Avrupa Birliği (AB), insan haklarını ihlal edebilecek casus ekipman satışını denetim altına almak için adım atması insan hakları ve basın özgürlüğünü savunan uluslararası hak hareketini memnun etti.
İnsan Hakları İzleme Örgütü, Uluslararası İnsan Hakları Federasyonu (FİDH), Sınır Tanımayan Gazeteciler (RSF), Privacy International ve Dijital Derneği (Digitale Gesellshaft) adlı örgütler, denetleyeceği araçlar arasına yeni tür teknolojik donanımları da ekleyen Komisyonun kararını memnuniyetle karşıladıklarını açıkladılar.
Gamma International, Hacking Team, Amesys...
Avrupa Birliği, yeni düzenlemeyle, kişi ve İnternet ağlarının izlenmesi için casus veya zararlı yazılım satan Gamma İnternational, Hacking Team ve Amesys gibi AB merkezli teknoloji şirketlerinin daha şeffaf ve hesap verebilir olmalarını amaçlıyor; bu amaçlı işlemlere denetimini artırıyor.
Beş insan hakları örgütü, salt bu düzenlemenin söz konusu şirketlerin tüm icraatlarını şeffaf kılmaya ve ihracatlarını engellemeye yetmeyeceğini ancak bu adımın yasa yapıcıya veya kamuoyuna hesap vermek konusunda bir başlangıç teşkil edebileceğine inanıyorlar. Ayrıca düzenleme, hükümetlere, insan haklarını ihlal eden rejimlere bu tür teknolojilerin ihraç edilmesine sınırlama getirmeleri durumunda veri de sağlayabilecek.

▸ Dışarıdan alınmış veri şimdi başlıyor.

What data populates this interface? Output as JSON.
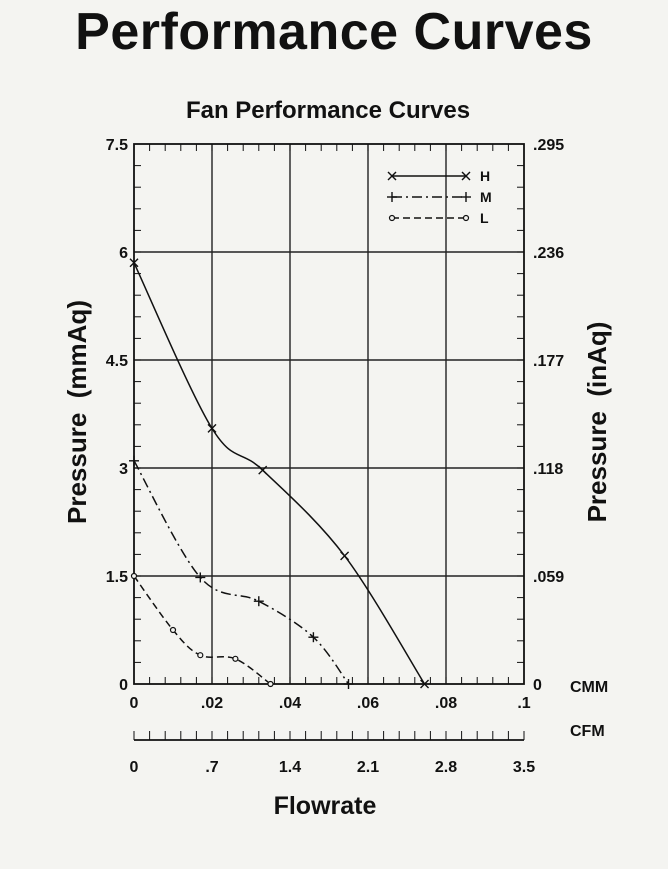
{
  "page_title": "Performance Curves",
  "chart_data": {
    "type": "line",
    "title": "Fan Performance Curves",
    "xlabel": "Flowrate",
    "ylabel_left": "Pressure  (mmAq)",
    "ylabel_right": "Pressure  (inAq)",
    "x_unit_primary": "CMM",
    "x_unit_secondary": "CFM",
    "xlim": [
      0,
      0.1
    ],
    "ylim": [
      0,
      7.5
    ],
    "x_ticks": [
      0,
      0.02,
      0.04,
      0.06,
      0.08,
      0.1
    ],
    "x_tick_labels": [
      "0",
      ".02",
      ".04",
      ".06",
      ".08",
      ".1"
    ],
    "x2_ticks": [
      0,
      0.7,
      1.4,
      2.1,
      2.8,
      3.5
    ],
    "x2_tick_labels": [
      "0",
      ".7",
      "1.4",
      "2.1",
      "2.8",
      "3.5"
    ],
    "x2_lim": [
      0,
      3.5
    ],
    "y_ticks": [
      0,
      1.5,
      3,
      4.5,
      6,
      7.5
    ],
    "y_tick_labels": [
      "0",
      "1.5",
      "3",
      "4.5",
      "6",
      "7.5"
    ],
    "y2_tick_labels": [
      "0",
      ".059",
      ".118",
      ".177",
      ".236",
      ".295"
    ],
    "grid": true,
    "legend_position": "top-right",
    "series": [
      {
        "name": "H",
        "line_style": "solid",
        "marker": "x",
        "x": [
          0,
          0.02,
          0.033,
          0.054,
          0.0745
        ],
        "y": [
          5.85,
          3.55,
          2.97,
          1.78,
          0.0
        ]
      },
      {
        "name": "M",
        "line_style": "dash-dot",
        "marker": "plus",
        "x": [
          0,
          0.017,
          0.032,
          0.046,
          0.055
        ],
        "y": [
          3.1,
          1.48,
          1.15,
          0.65,
          0.0
        ]
      },
      {
        "name": "L",
        "line_style": "dashed",
        "marker": "circle",
        "x": [
          0,
          0.01,
          0.017,
          0.026,
          0.035
        ],
        "y": [
          1.5,
          0.75,
          0.4,
          0.35,
          0.0
        ]
      }
    ]
  }
}
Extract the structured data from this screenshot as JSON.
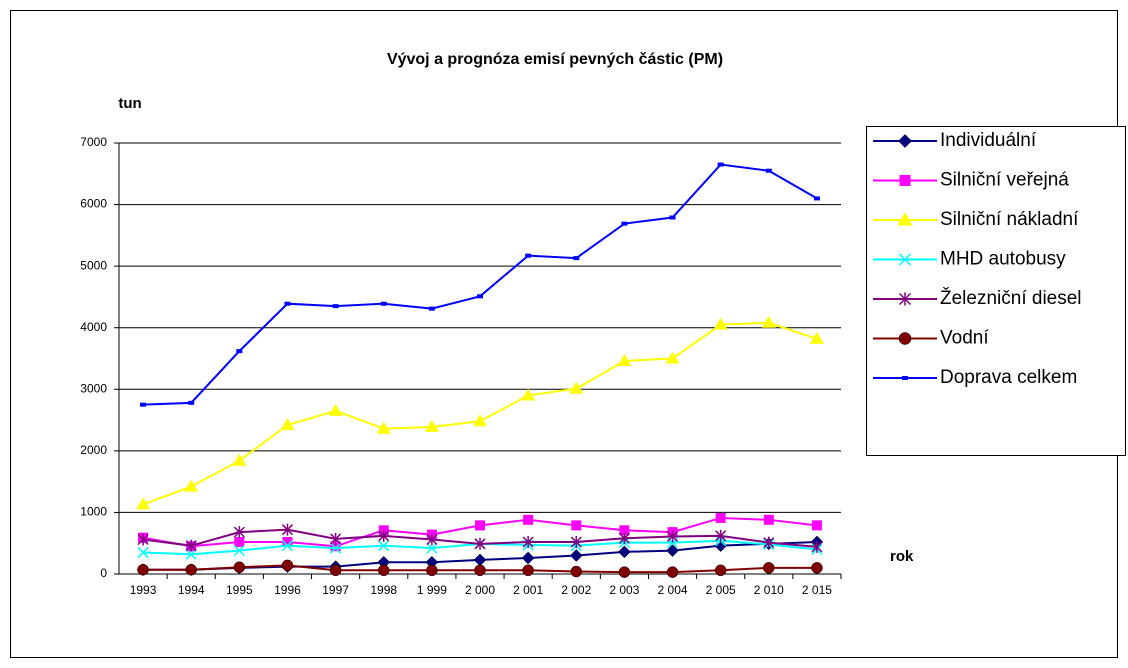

Privacy International: AB ayak sürümeyi bırakmalı
Privacy International örgütü temsilcisi Kenneth Page, bu tür yazılımların ihracının yasal çerçeveye kavuşturulması konusunda AB üyelerini “ayak sürümeyi bırakmaya” davet etti. Page, bu düzenlemenin şirketleri sınırlandırma konusunda yeterli olamayacağını ifade etti.
Digitale Gesellschaft: Bu bir ilk adım
Digitale Gesellschaft genel direktörü Alexander Sander de, düzenlemeden memnun ancak bunu sadece “bir ilk adım” olarak görüyor.
RSF: Fransa bu şirketleri davet etti
RSF Programlar direktörü Lucie Morillon ise, Fransa’nın Technology Against Crime (TAC) Sergi Salonu’nda İnternet düşmanı iki kuruluş olarak Gamma International ve Hacking Team şirketlerine de ev sahipliği yaptığını hatırlattı. Morillon, Avrupa’da izleme alt yapısının denetim altında tutulmasıyla ilgili “Alınacak daha çok yol var” dedi.
RSF Almanya: Almanya hükümeti çekincesinden vazgeçti
RSF Almanya Seksyonu başkanı Christian Mihr, Almanya hükümetinin bu tür yazılımların ihracına düzenleme getirmek konusundaki çekincesinden vazgeçmesini memnuniyetle karşılıyor. Mihr, AB kararını “İnsan haklarının korunmasında önemli bir ilk aşama” sözleriyle değerlendirdi.
HRW: Teknolojileriniz işkence doğurdu
HRW müdürü Wenzel Michalski ise, AB içinde geliştirilen teknolojiler yüzünden hak savunucuları ve ailelerinin ihbar edildiği, tutuklandığı ve işkence gördüğünü anımsattı; bu tür şirketlere dair getirilen düzenlemeleri “doğru yönde atılmış bir adım” olarak görüyor ancak “daha ileri adımlar” bekliyor.
FİDH: Libya ve Suriye’deki suçlar ikna edici oldu
FİDH başkanı Karim Lahidji de, Amesys ve Qosmos gibi şirketlerin Libya ve Suriye’de giriştikleri suç ortaklığı iddialarını gündeme getirmelerinin AB’yi buna düzenleme getirme konusunda ikna edici olduğunu açıkladı. Temsilci yeni hak ihlallerinin önüne geçilmesi bakımından şirketlere ilişkin bu adım önemsediklerini bildirdi (EÖ).